Merchant Ship Hit by Naval Mine in Southern Red Sea
A merchant vessel has been hit by a sea mine in the southern Red Sea, Saudi state-owned outlet Al-Ekhbariya reported on Friday.
The outlet attributed the report to the Saudi-led coalition fighting Houthi rebel forces in Yemen, and asserted that the mine was deployed by Houthi militias. The ship sustained minor damage and no crewmembers were injured according to the coalition. No further details were provided.
Houthi forces have made regular use of improvised sea mines and remote-controlled "bomb boats" over the course of their long-running conflict with Saudi-led forces. Historically, Houthi-claimed attacks centered on Saudi merchant shipping and coalition naval vessels, including a successful bomb boat strike on the frigate Al-Madinah in 2017. However, multiple recent attacks on non-Saudi shipping at ports in the central Red Sea and the Gulf of Aden have raised the possibility that Houthi forces have expanded their range and portfolio of targets. Saudi forces have attributed these attacks to Houthi rebels.

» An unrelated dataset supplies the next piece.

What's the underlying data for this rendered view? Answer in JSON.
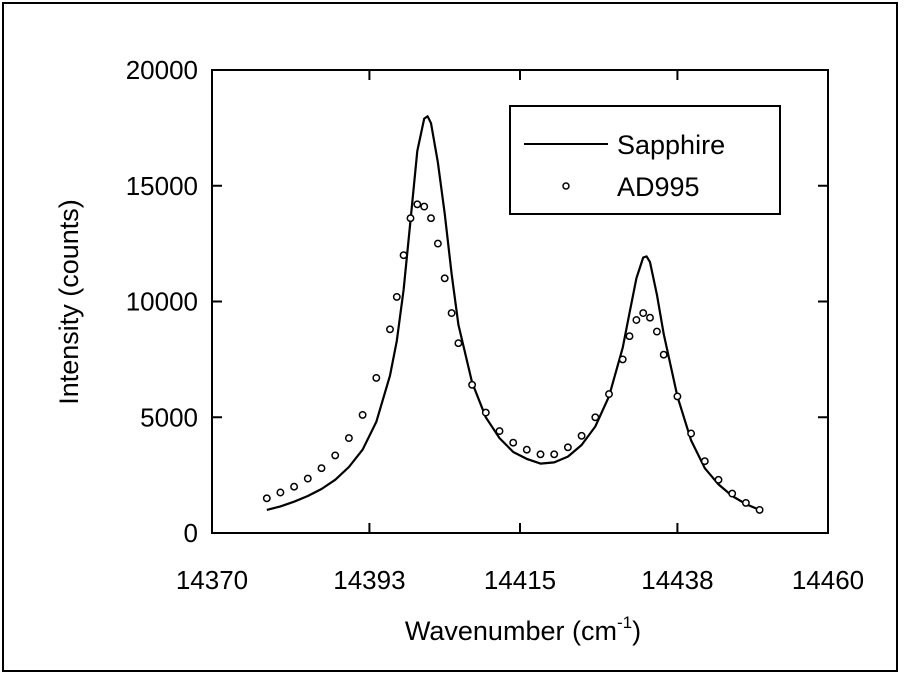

Some strikes may be unintended collateral damage. In February 2020, the U.S. Maritime Administration warned of a threat of drifting mines near the maritime border between Yemen and Saudi Arabia, in the area between Midi and Jizan. MARAD suggested that the mines may have drifted north - away from their intended target zone - due to a seasonal change of current flow. This threat is not isolated to combatant vessels: that month, the Saudi coalition reported that an Egyptian fishing vessel was sunk by a naval mine in the Red Sea, resulting in the loss of three lives.
"The . . . Houthi militia’s continuation of planting and deploying naval mines is a serious threat to maritime navigation and international trade in south of Red Sea and Bab el-Mandeb Strait," said Saudi spokesman Col. Turki al-Malki in a statement in February. "The coalition will carry on its efforts to neutralize maritime and naval mine threats."